- Kategori
- Gündelik Yaşam
Budik kanarya
Bostancı Tren istasyonunda akşama doğru. Yolum düşmüş, bir tanıdığa bilet alacağım. Ortam, devlet kurumu olduğu belli olsun diye düzenlenmiş. Gri duvarlar, rengi solmuş posterler, insan kuyruğu. Üç gişenin biri açık. Sanki bir film seti gibi; ayaklarını sürüye sürüye , düşüne düşüne yürüyor insanlar.

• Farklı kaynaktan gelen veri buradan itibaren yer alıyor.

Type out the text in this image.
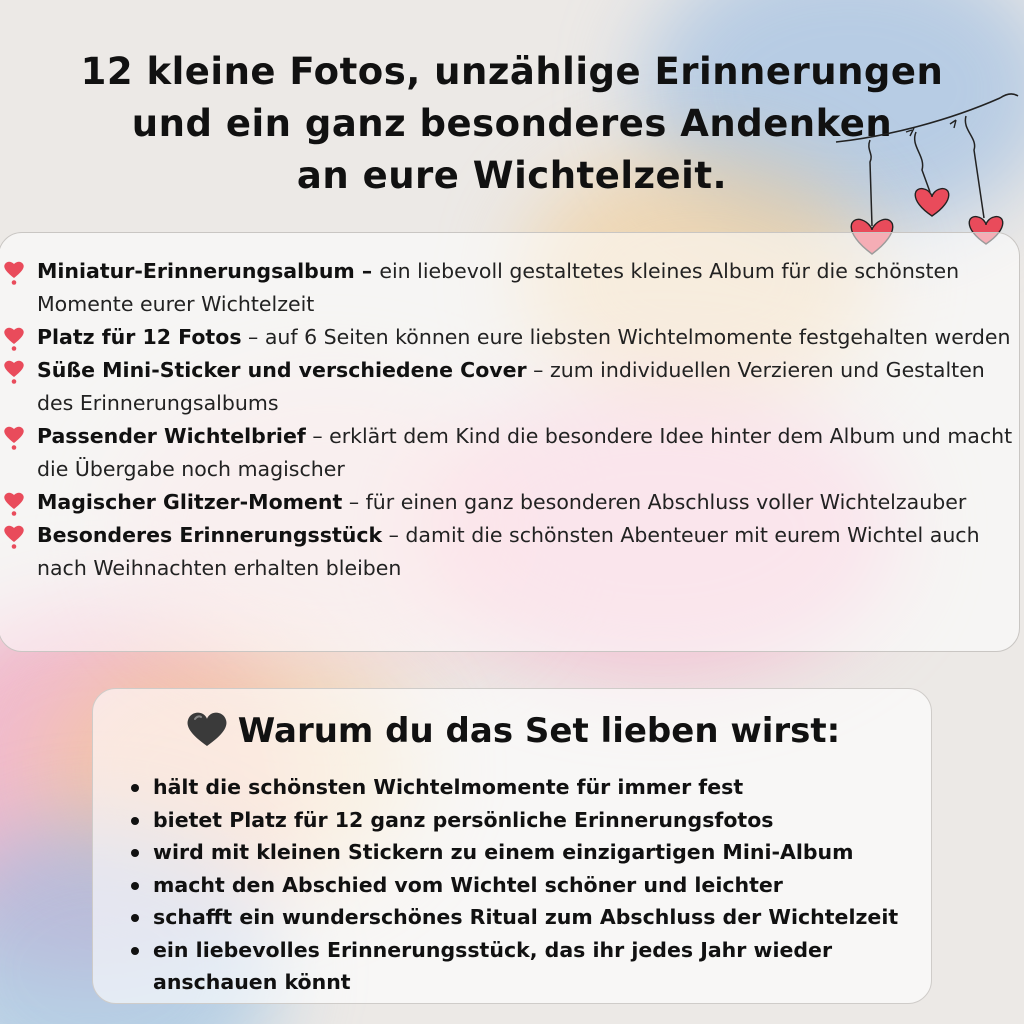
12 kleine Fotos, unzählige Erinnerungen
und ein ganz besonderes Andenken
an eure Wichtelzeit.
Miniatur-Erinnerungsalbum – ein liebevoll gestaltetes kleines Album für die schönsten Momente eurer Wichtelzeit
Platz für 12 Fotos – auf 6 Seiten können eure liebsten Wichtelmomente festgehalten werden
Süße Mini-Sticker und verschiedene Cover – zum individuellen Verzieren und Gestalten des Erinnerungsalbums
Passender Wichtelbrief – erklärt dem Kind die besondere Idee hinter dem Album und macht die Übergabe noch magischer
Magischer Glitzer-Moment – für einen ganz besonderen Abschluss voller Wichtelzauber
Besonderes Erinnerungsstück – damit die schönsten Abenteuer mit eurem Wichtel auch nach Weihnachten erhalten bleiben
Warum du das Set lieben wirst:
hält die schönsten Wichtelmomente für immer fest
bietet Platz für 12 ganz persönliche Erinnerungsfotos
wird mit kleinen Stickern zu einem einzigartigen Mini-Album
macht den Abschied vom Wichtel schöner und leichter
schafft ein wunderschönes Ritual zum Abschluss der Wichtelzeit
ein liebevolles Erinnerungsstück, das ihr jedes Jahr wieder anschauen könnt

Turnikelerin başında oturan, sapsarı saçlı, esmer bir bayan. Sarı renk, öyle bir sarı ki kanarya'ya benzemiş. İnsanlar bir yandan jeton atıp turnikeden geçiyorlar. Derken, arkadan peşmurde; akşamdan kalma, şarapçı olduğu her halinden belli , normal olmayanlara has sürekli tebessümü ile birisi çıktı geldi. Turnikeye bakıyor bir yandan... Bir adam geldi jeton atmadı, kanarya görevli turnikeyi açtı ona. Bizim ki arkadan seyirtti, turnike ona açılmadı, o da altından süzülerek geçti karşıya. Kanarya biletçi bağırdı ardından- Bileeeett... Ne bileti dedi bizim ki? o verdimi ki?
-O doktor,seni ilgilendirmez, sen jeton atacaksın dedi sarı kanarya. Ben de kalp hastasıyım ya, ona yetişicem bırakırsan dedi berduş.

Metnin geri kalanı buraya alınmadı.